Come possiamo consentire che nel 2017 i bambini e le bambine della primaria, nel momento cruciale in cui si approcciano alla lettura e ai saperi, siano costretti a rapportarsi con una cultura scolastica così discriminante, anacronistica, congelata nel tempo, non rispondente minimamente ai cambiamenti avvenuti a livello sociale?
Pur dando per vero che agli inizi del Duemila il clima non fosse favorevole, la situazione attuale sembrerebbe più incline al cambiamento.
Nonostante alcune fronde reazionarie che si sono compattate nel cosiddetto “movimento no-gender” (Marzano, 2015), possiamo convenire su alcuni importanti passi avanti fatti dalla società civile in questi ultimissimi anni.
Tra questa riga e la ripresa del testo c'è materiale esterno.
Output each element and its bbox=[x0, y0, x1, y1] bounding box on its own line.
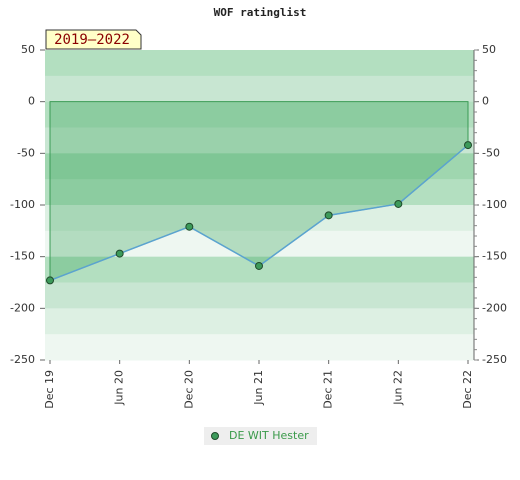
y-tick-label: -100 bbox=[10, 198, 35, 211]
background-band bbox=[45, 334, 474, 361]
data-point bbox=[185, 222, 194, 231]
y-tick-label: -200 bbox=[10, 301, 35, 314]
x-tick-label: Dec 19 bbox=[43, 370, 56, 409]
y2-tick-label: 50 bbox=[482, 43, 496, 56]
background-band bbox=[45, 75, 474, 103]
legend-box bbox=[204, 427, 317, 445]
data-point bbox=[464, 141, 472, 150]
y-tick-label: -250 bbox=[10, 353, 35, 366]
y2-tick-label: -50 bbox=[482, 146, 500, 159]
x-tick-label: Jun 21 bbox=[252, 370, 265, 406]
data-point bbox=[394, 199, 403, 208]
period-box bbox=[45, 29, 142, 50]
y2-tick-label: -100 bbox=[482, 198, 507, 211]
y-tick-label: -150 bbox=[10, 250, 35, 263]
x-tick-label: Dec 20 bbox=[182, 370, 195, 409]
x-tick-label: Jun 22 bbox=[391, 370, 404, 406]
legend-label: DE WIT Hester bbox=[229, 429, 309, 442]
x-tick-label: Dec 21 bbox=[322, 370, 335, 409]
legend-marker bbox=[211, 432, 219, 440]
y2-tick-label: -200 bbox=[482, 301, 507, 314]
y2-tick-label: -150 bbox=[482, 250, 507, 263]
background-band bbox=[45, 282, 474, 309]
y2-tick-label: 0 bbox=[482, 95, 489, 108]
background-band bbox=[45, 101, 474, 128]
data-point bbox=[255, 261, 263, 270]
background-band bbox=[45, 153, 474, 180]
chart-title: WOF ratinglist bbox=[214, 6, 307, 19]
data-point bbox=[324, 211, 333, 220]
data-point bbox=[115, 249, 124, 258]
y-tick-label: -50 bbox=[17, 146, 35, 159]
background-band bbox=[45, 127, 474, 154]
x-tick-label: Dec 22 bbox=[461, 370, 474, 409]
y-tick-label: 0 bbox=[28, 95, 35, 108]
data-point bbox=[46, 276, 54, 285]
x-tick-label: Jun 20 bbox=[113, 370, 126, 406]
background-band bbox=[45, 308, 474, 335]
period-label: 2019–2022 bbox=[54, 32, 130, 48]
background-band bbox=[45, 50, 474, 77]
background-band bbox=[45, 205, 474, 232]
y2-tick-label: -250 bbox=[482, 353, 507, 366]
y-tick-label: 50 bbox=[21, 43, 35, 56]
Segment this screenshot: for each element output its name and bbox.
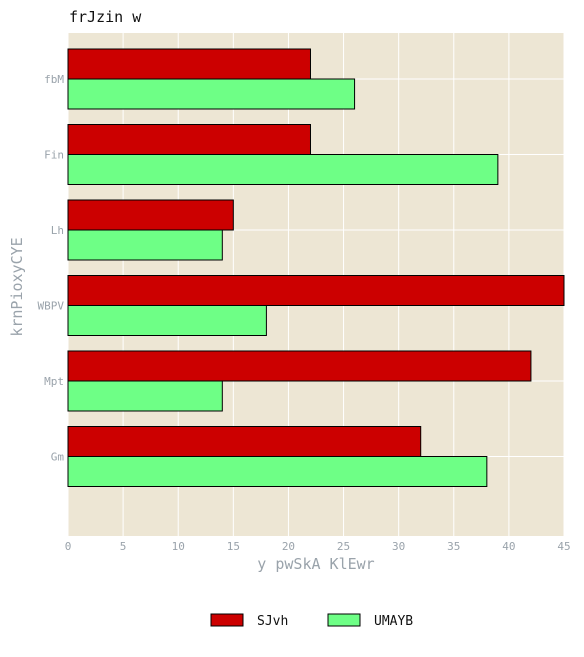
bars-layer bbox=[67, 48, 565, 487]
bar-UMAYB-Lh bbox=[67, 229, 223, 261]
y-tick-label: Mpt bbox=[44, 375, 64, 388]
legend-swatch-SJvh bbox=[210, 613, 244, 627]
x-tick-label: 40 bbox=[502, 540, 515, 553]
x-tick-label: 10 bbox=[172, 540, 185, 553]
x-tick-label: 25 bbox=[337, 540, 350, 553]
x-tick-label: 0 bbox=[65, 540, 72, 553]
bar-UMAYB-Fin bbox=[67, 154, 499, 185]
y-tick-label: WBPV bbox=[38, 300, 65, 313]
x-tick-label: 20 bbox=[282, 540, 295, 553]
x-tick-label: 35 bbox=[447, 540, 460, 553]
y-tick-label: fbM bbox=[44, 73, 64, 86]
x-tick-label: 5 bbox=[120, 540, 127, 553]
x-axis-title: y pwSkA KlEwr bbox=[257, 555, 374, 573]
y-tick-label: Gm bbox=[51, 451, 65, 464]
bar-SJvh-Mpt bbox=[67, 350, 532, 382]
x-tick-label: 45 bbox=[557, 540, 570, 553]
bar-SJvh-fbM bbox=[67, 48, 311, 80]
bar-UMAYB-fbM bbox=[67, 78, 356, 110]
y-tick-label: Fin bbox=[44, 149, 64, 162]
x-tick-labels: 0 5 10 15 20 25 30 35 40 45 bbox=[65, 540, 571, 553]
y-tick-labels: fbM Fin Lh WBPV Mpt Gm bbox=[38, 73, 65, 464]
bar-SJvh-Fin bbox=[67, 124, 311, 155]
legend-label-SJvh: SJvh bbox=[257, 614, 288, 629]
bar-UMAYB-Gm bbox=[67, 456, 488, 487]
legend-label-UMAYB: UMAYB bbox=[374, 614, 413, 629]
bar-UMAYB-WBPV bbox=[67, 305, 267, 336]
bar-SJvh-Lh bbox=[67, 199, 234, 231]
x-tick-label: 30 bbox=[392, 540, 405, 553]
legend: SJvh UMAYB bbox=[210, 613, 413, 629]
chart-title: frJzin w bbox=[69, 8, 142, 26]
y-tick-label: Lh bbox=[51, 224, 64, 237]
bar-SJvh-Gm bbox=[67, 426, 422, 457]
bar-UMAYB-Mpt bbox=[67, 380, 223, 412]
legend-swatch-UMAYB bbox=[327, 613, 361, 627]
bar-SJvh-WBPV bbox=[67, 275, 565, 306]
y-axis-title: krnPioxyCYE bbox=[8, 237, 26, 336]
x-tick-label: 15 bbox=[227, 540, 240, 553]
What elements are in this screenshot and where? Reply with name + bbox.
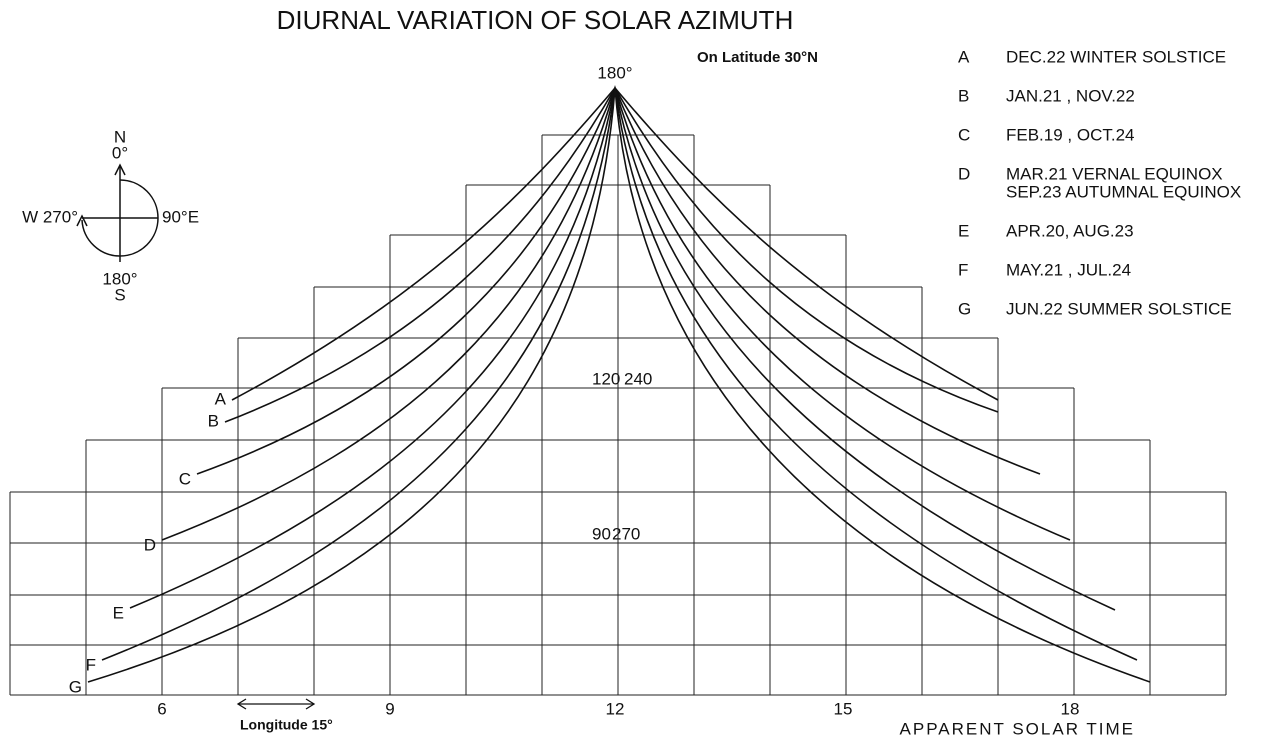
curve-label: F <box>86 655 96 674</box>
compass-label: S <box>114 285 125 304</box>
x-axis-title: APPARENT SOLAR TIME <box>900 719 1135 738</box>
legend-letter: G <box>958 299 971 318</box>
legend-letter: E <box>958 221 969 240</box>
hour-label: 18 <box>1061 699 1080 718</box>
legend-text: DEC.22 WINTER SOLSTICE <box>1006 47 1226 66</box>
curve-label: D <box>144 535 156 554</box>
grid <box>9 134 1227 696</box>
curve-label: E <box>113 603 124 622</box>
curve-label: G <box>69 677 82 696</box>
legend-text: MAR.21 VERNAL EQUINOX <box>1006 164 1223 183</box>
legend-letter: C <box>958 125 970 144</box>
azimuth-label: 120 <box>592 369 620 388</box>
apex-label: 180° <box>597 63 632 82</box>
curve-label: A <box>215 389 227 408</box>
curve-label: C <box>179 469 191 488</box>
azimuth-curve <box>87 87 1151 683</box>
azimuth-label: 90 <box>592 524 611 543</box>
legend-text: SEP.23 AUTUMNAL EQUINOX <box>1006 182 1241 201</box>
azimuth-label: 270 <box>612 524 640 543</box>
scale-note: Longitude 15° <box>240 717 333 733</box>
legend-letter: B <box>958 86 969 105</box>
hour-label: 12 <box>606 699 625 718</box>
compass-label: 0° <box>112 143 128 162</box>
hour-label: 9 <box>385 699 394 718</box>
legend-text: JAN.21 , NOV.22 <box>1006 86 1135 105</box>
subtitle: On Latitude 30°N <box>697 49 818 66</box>
azimuth-curve <box>161 85 1071 541</box>
legend-text: JUN.22 SUMMER SOLSTICE <box>1006 299 1232 318</box>
azimuth-label: 240 <box>624 369 652 388</box>
legend: A DEC.22 WINTER SOLSTICE B JAN.21 , NOV.22 C… <box>958 47 1241 318</box>
title: DIURNAL VARIATION OF SOLAR AZIMUTH <box>277 5 794 35</box>
hour-label: 15 <box>834 699 853 718</box>
legend-letter: D <box>958 164 970 183</box>
compass-label: N <box>114 127 126 146</box>
legend-letter: F <box>958 260 968 279</box>
legend-text: APR.20, AUG.23 <box>1006 221 1134 240</box>
hour-label: 6 <box>157 699 166 718</box>
compass-label: 180° <box>102 269 137 288</box>
legend-text: MAY.21 , JUL.24 <box>1006 260 1131 279</box>
legend-text: FEB.19 , OCT.24 <box>1006 125 1135 144</box>
scale-arrow <box>236 698 316 710</box>
compass <box>76 163 159 262</box>
compass-label: W 270° <box>22 207 78 226</box>
curve-label: B <box>208 411 219 430</box>
legend-letter: A <box>958 47 970 66</box>
compass-label: 90°E <box>162 207 199 226</box>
Un primo ambito in cui si registra un aumento di consapevolezza sul tema del sessismo è quello della comunicazione massmediatica (Leonelli, Selmi, 2013). Gran parte di questo cambiamento è avvenuto grazie ad un incessante lavoro portato avanti da attiviste, blogger, giornaliste che hanno innescato una discussione “dal basso”, diffondendola sul web. Tra i contributi più incisivi segnalo il prezioso lavoro di Lorella Zanardo (2010, 2012) che da anni ha attivato una campagna di sensibilizzazione sull’oggettivazione del corpo femminile nei mass media italiani e sulla necessità di introdurre un’educazione ad un uso consapevole dei media nelle scuole; altra voce fondamentale è quella di Loredana Lipperini che sul blog “Lipperatura” ci ricorda continuamente perché è così importante collocarsi “ancora dalla parte delle bambine” (Lipperini, 2007) e tenere sempre vigile l’attenzione sulle varie forme di sessismo veicolate dai mezzi di comunicazione di massa.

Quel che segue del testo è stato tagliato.